The bridges must not overlap, and each pier serves to connect two bridges. To calculate the number of ways to place the bridges, knowledge of combinations and dynamic programming is required.
Problem Definition
Input
- Size N (1 ≤ N ≤ 30): Number of bridges
- Size M (1 ≤ M ≤ N): Number of piers
Output
- Print the total number of ways to place the bridges as an integer.
Problem Approach
The bridge building problem is essentially a combinatorial problem. We need to find the number of ways to select M bridges from N bridges. The number of combinations is calculated using the following formula:
C(N, M) = N! / (M! * (N-M)!)
However, directly calculating the factorial can be time-consuming, so we can use dynamic programming to calculate it efficiently. We will use two arrays.

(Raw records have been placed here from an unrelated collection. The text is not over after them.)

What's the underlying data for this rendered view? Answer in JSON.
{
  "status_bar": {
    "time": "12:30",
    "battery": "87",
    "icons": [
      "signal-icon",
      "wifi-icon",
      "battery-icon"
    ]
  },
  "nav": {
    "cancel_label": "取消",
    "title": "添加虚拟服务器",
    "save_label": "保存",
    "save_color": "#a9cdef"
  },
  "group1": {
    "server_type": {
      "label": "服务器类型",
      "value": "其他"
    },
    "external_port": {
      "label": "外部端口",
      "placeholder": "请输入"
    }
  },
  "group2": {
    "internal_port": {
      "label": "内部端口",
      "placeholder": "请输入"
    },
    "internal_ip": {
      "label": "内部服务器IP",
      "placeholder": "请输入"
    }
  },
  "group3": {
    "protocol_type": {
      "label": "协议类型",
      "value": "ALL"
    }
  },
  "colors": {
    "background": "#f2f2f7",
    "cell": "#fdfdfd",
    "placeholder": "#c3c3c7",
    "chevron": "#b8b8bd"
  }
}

The first array will keep track of the number of piers chosen to place the bridges, and the second array will record the number of ways to place the bridges.
Problem Solution
Step 1: Initialize the Dynamic Programming Array
First, we initialize the DP array. dp[i][j] represents the number of ways to place i bridges and j piers. After initializing the array to 0,
we set dp[0][0] = 1. This means there is 1 way when there are no bridges and no piers.

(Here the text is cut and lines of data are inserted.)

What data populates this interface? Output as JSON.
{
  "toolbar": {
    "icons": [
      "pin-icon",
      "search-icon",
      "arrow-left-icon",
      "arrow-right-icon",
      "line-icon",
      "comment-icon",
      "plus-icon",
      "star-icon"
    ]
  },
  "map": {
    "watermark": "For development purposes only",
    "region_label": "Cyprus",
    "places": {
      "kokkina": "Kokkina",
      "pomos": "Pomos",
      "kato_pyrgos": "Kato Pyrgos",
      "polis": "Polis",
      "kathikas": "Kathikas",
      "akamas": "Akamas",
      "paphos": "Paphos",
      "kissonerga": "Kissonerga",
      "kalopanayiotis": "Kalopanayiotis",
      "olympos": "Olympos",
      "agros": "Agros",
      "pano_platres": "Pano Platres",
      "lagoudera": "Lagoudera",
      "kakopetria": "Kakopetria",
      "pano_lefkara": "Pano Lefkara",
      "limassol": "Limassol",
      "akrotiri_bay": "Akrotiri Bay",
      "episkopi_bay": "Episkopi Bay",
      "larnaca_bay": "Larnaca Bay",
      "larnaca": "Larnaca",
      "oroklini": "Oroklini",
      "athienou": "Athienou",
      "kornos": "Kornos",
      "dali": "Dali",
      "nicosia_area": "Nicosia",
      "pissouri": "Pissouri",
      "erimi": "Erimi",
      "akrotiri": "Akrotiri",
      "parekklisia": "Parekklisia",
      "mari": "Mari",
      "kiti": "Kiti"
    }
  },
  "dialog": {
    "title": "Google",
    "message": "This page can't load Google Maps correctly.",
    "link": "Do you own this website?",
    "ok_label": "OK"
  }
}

Step 2: Find the Recurrence Relation
When adding one bridge, there is an option to place one pier. We can fill the dp array using the following recurrence relation.

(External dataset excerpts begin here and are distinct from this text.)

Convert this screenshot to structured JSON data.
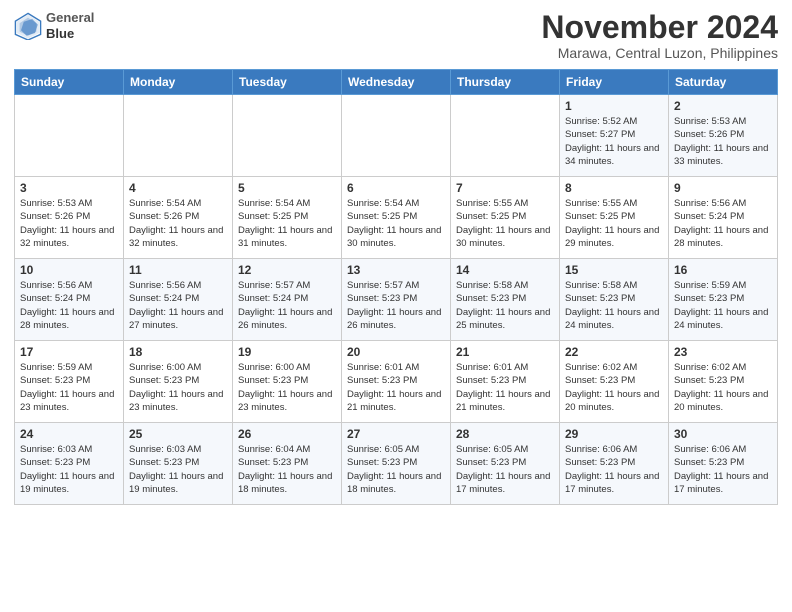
{
  "header": {
    "logo_line1": "General",
    "logo_line2": "Blue",
    "month": "November 2024",
    "location": "Marawa, Central Luzon, Philippines"
  },
  "days_of_week": [
    "Sunday",
    "Monday",
    "Tuesday",
    "Wednesday",
    "Thursday",
    "Friday",
    "Saturday"
  ],
  "weeks": [
    [
      {
        "day": "",
        "info": ""
      },
      {
        "day": "",
        "info": ""
      },
      {
        "day": "",
        "info": ""
      },
      {
        "day": "",
        "info": ""
      },
      {
        "day": "",
        "info": ""
      },
      {
        "day": "1",
        "info": "Sunrise: 5:52 AM\nSunset: 5:27 PM\nDaylight: 11 hours\nand 34 minutes."
      },
      {
        "day": "2",
        "info": "Sunrise: 5:53 AM\nSunset: 5:26 PM\nDaylight: 11 hours\nand 33 minutes."
      }
    ],
    [
      {
        "day": "3",
        "info": "Sunrise: 5:53 AM\nSunset: 5:26 PM\nDaylight: 11 hours\nand 32 minutes."
      },
      {
        "day": "4",
        "info": "Sunrise: 5:54 AM\nSunset: 5:26 PM\nDaylight: 11 hours\nand 32 minutes."
      },
      {
        "day": "5",
        "info": "Sunrise: 5:54 AM\nSunset: 5:25 PM\nDaylight: 11 hours\nand 31 minutes."
      },
      {
        "day": "6",
        "info": "Sunrise: 5:54 AM\nSunset: 5:25 PM\nDaylight: 11 hours\nand 30 minutes."
      },
      {
        "day": "7",
        "info": "Sunrise: 5:55 AM\nSunset: 5:25 PM\nDaylight: 11 hours\nand 30 minutes."
      },
      {
        "day": "8",
        "info": "Sunrise: 5:55 AM\nSunset: 5:25 PM\nDaylight: 11 hours\nand 29 minutes."
      },
      {
        "day": "9",
        "info": "Sunrise: 5:56 AM\nSunset: 5:24 PM\nDaylight: 11 hours\nand 28 minutes."
      }
    ],
    [
      {
        "day": "10",
        "info": "Sunrise: 5:56 AM\nSunset: 5:24 PM\nDaylight: 11 hours\nand 28 minutes."
      },
      {
        "day": "11",
        "info": "Sunrise: 5:56 AM\nSunset: 5:24 PM\nDaylight: 11 hours\nand 27 minutes."
      },
      {
        "day": "12",
        "info": "Sunrise: 5:57 AM\nSunset: 5:24 PM\nDaylight: 11 hours\nand 26 minutes."
      },
      {
        "day": "13",
        "info": "Sunrise: 5:57 AM\nSunset: 5:23 PM\nDaylight: 11 hours\nand 26 minutes."
      },
      {
        "day": "14",
        "info": "Sunrise: 5:58 AM\nSunset: 5:23 PM\nDaylight: 11 hours\nand 25 minutes."
      },
      {
        "day": "15",
        "info": "Sunrise: 5:58 AM\nSunset: 5:23 PM\nDaylight: 11 hours\nand 24 minutes."
      },
      {
        "day": "16",
        "info": "Sunrise: 5:59 AM\nSunset: 5:23 PM\nDaylight: 11 hours\nand 24 minutes."
      }
    ],
    [
      {
        "day": "17",
        "info": "Sunrise: 5:59 AM\nSunset: 5:23 PM\nDaylight: 11 hours\nand 23 minutes."
      },
      {
        "day": "18",
        "info": "Sunrise: 6:00 AM\nSunset: 5:23 PM\nDaylight: 11 hours\nand 23 minutes."
      },
      {
        "day": "19",
        "info": "Sunrise: 6:00 AM\nSunset: 5:23 PM\nDaylight: 11 hours\nand 23 minutes."
      },
      {
        "day": "20",
        "info": "Sunrise: 6:01 AM\nSunset: 5:23 PM\nDaylight: 11 hours\nand 21 minutes."
      },
      {
        "day": "21",
        "info": "Sunrise: 6:01 AM\nSunset: 5:23 PM\nDaylight: 11 hours\nand 21 minutes."
      },
      {
        "day": "22",
        "info": "Sunrise: 6:02 AM\nSunset: 5:23 PM\nDaylight: 11 hours\nand 20 minutes."
      },
      {
        "day": "23",
        "info": "Sunrise: 6:02 AM\nSunset: 5:23 PM\nDaylight: 11 hours\nand 20 minutes."
      }
    ],
    [
      {
        "day": "24",
        "info": "Sunrise: 6:03 AM\nSunset: 5:23 PM\nDaylight: 11 hours\nand 19 minutes."
      },
      {
        "day": "25",
        "info": "Sunrise: 6:03 AM\nSunset: 5:23 PM\nDaylight: 11 hours\nand 19 minutes."
      },
      {
        "day": "26",
        "info": "Sunrise: 6:04 AM\nSunset: 5:23 PM\nDaylight: 11 hours\nand 18 minutes."
      },
      {
        "day": "27",
        "info": "Sunrise: 6:05 AM\nSunset: 5:23 PM\nDaylight: 11 hours\nand 18 minutes."
      },
      {
        "day": "28",
        "info": "Sunrise: 6:05 AM\nSunset: 5:23 PM\nDaylight: 11 hours\nand 17 minutes."
      },
      {
        "day": "29",
        "info": "Sunrise: 6:06 AM\nSunset: 5:23 PM\nDaylight: 11 hours\nand 17 minutes."
      },
      {
        "day": "30",
        "info": "Sunrise: 6:06 AM\nSunset: 5:23 PM\nDaylight: 11 hours\nand 17 minutes."
      }
    ]
  ]
}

dp[i][j] = dp[i-1][j-1] + dp[i-1][j]
Here, dp[i-1][j-1] refers to the case of placing i-1 bridges and j-1 piers, adding a new bridge, while
dp[i-1][j] refers to the case of not adding a new bridge and using i-1 bridges to place j piers.
Step 3: Print the Final Result
After filling all the ranges, we can print dp[N][M] to get the final number of ways to place the bridges.
Java Code Implementation
The Java code to solve the bridge building problem is as follows:
public class BridgeBuilding {
public static void main(String[] args) {
int N = 5; // Number of bridges
int M = 3; // Number of piers
System.out.println(countWays(N, M));
}
public static int countWays(int n, int m) {
int[][] dp = new int[n + 1][m + 1];
for (int i = 0; i <= n; i++) {
for (int j = 0; j <= Math.min(i, m); j++) {
if (j == 0) {
dp[i][j] = 1; // The case of placing no piers
} else if (i > 0) {
dp[i][j] = dp[i - 1][j - 1] + dp[i - 1][j];
}
}
}
return dp[n][m];
}
}
Time Complexity
The time complexity of this algorithm is O(N*M). This time arises from filling the DP table using two nested loops. The space complexity is O(N*M), as we need space to store the DP array.
Conclusion
In this lecture, we covered the ‘Bridge Building’ problem. To solve this problem, an understanding of combinatorial theory and dynamic programming is essential.
The provided Java code allows us to solve the problem, and similar approaches can be used when encountering similar types of problems.
In the next lecture, we will discuss another algorithm problem.